The bullish sentiment on Bitcoin is clearly reflected on the Deribit platform, where traders have accumulated nearly $1 billion in call options for a target price of $100,000. These options offer buyers asymmetric upside potential if Bitcoin’s price exceeds this level by the expiration date. Currently, the total value of active options contracts at this price exceeds $993 million, making it the most popular option among those available on Deribit. The second most popular option is the $70,000 call, with open interest exceeding $800 million. These call options account for more than 50% of the total Bitcoin options interest on the platform, which amounts to $14.15 billion. This shows strong trader optimism about Bitcoin’s potential price increase in the coming months. However, forecasts remain mixed. On Polymarket, for example, traders estimate only a 15% probability that Bitcoin’s price will reach $100,000 by year-end. This highlights the uncertainty surrounding short-term predictions, even though the market remains broadly optimistic.

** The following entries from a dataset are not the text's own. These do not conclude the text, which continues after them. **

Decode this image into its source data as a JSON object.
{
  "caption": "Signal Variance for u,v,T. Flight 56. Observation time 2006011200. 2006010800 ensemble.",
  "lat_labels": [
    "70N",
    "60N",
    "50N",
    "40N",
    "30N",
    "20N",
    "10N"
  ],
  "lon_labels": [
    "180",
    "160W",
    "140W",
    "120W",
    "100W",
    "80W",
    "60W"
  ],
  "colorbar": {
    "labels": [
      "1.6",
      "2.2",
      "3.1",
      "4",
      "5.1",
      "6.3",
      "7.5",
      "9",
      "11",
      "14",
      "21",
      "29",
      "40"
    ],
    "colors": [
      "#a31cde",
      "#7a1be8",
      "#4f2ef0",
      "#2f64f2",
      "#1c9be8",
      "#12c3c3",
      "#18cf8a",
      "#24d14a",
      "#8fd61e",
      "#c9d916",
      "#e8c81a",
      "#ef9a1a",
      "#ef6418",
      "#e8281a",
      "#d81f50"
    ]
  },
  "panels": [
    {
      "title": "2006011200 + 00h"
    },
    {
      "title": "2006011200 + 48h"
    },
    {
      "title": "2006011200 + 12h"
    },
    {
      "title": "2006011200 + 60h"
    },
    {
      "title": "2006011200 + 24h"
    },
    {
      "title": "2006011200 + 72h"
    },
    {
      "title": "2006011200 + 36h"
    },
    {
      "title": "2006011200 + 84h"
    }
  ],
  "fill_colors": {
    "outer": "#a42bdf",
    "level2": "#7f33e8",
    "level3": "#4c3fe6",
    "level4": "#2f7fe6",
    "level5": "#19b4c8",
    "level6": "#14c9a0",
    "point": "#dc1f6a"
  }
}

Zach Bradford, CEO of CleanSpark, has stated that Bitcoin’s price could reach nearly $200,000 within the next 18 months, particularly after the U.S. presidential elections. According to him, it’s not so much the winner that matters, but rather the end of the election, which could bring market stability and boost Bitcoin. He expects the post-election period to create an environment conducive to significant Bitcoin price growth. Bradford also emphasized that Bitcoin mining infrastructure offers quick returns on investment, making it an immediate opportunity compared to other emerging technologies like AI. CleanSpark is focusing on expanding in the mining sector, consolidating its operations and securing efficient energy contracts to maximize its profits in this anticipated market surge.

 

 

A quantile regression model suggests that Bitcoin’s price could reach $275,000 by November 2025, or even up to $300,000, according to some projections. Smithson With, a Bitcoin researcher, uses this model to analyze Bitcoin’s cumulative data, such as supply, volatility, and survival in various risk environments. Unlike traditional linear regression, quantile regression focuses on extremes, such as the 99th percentile, to predict future Bitcoin price trends.

With’s model shows a quasi-exponential decay trend, where deviations from the actual trend either shrink or grow over time. He predicts that Bitcoin’s potential cycle top will occur around November 2025, with a price estimate ranging between $250,000 and $300,000. This forecast is based on historical data dating back to 2013, and the model continues to refine its predictions as new data is incorporated.

The presented information is as of October 2nd, 2024, unless otherwise indicated and is provided for information purposes only. The information comes from sources that we believe are reliable, but not guaranteed. This statement does not provide financial, legal or tax advice. Rivemont Investments are not responsible for any errors or omissions in the information or for any loss or damage suffered.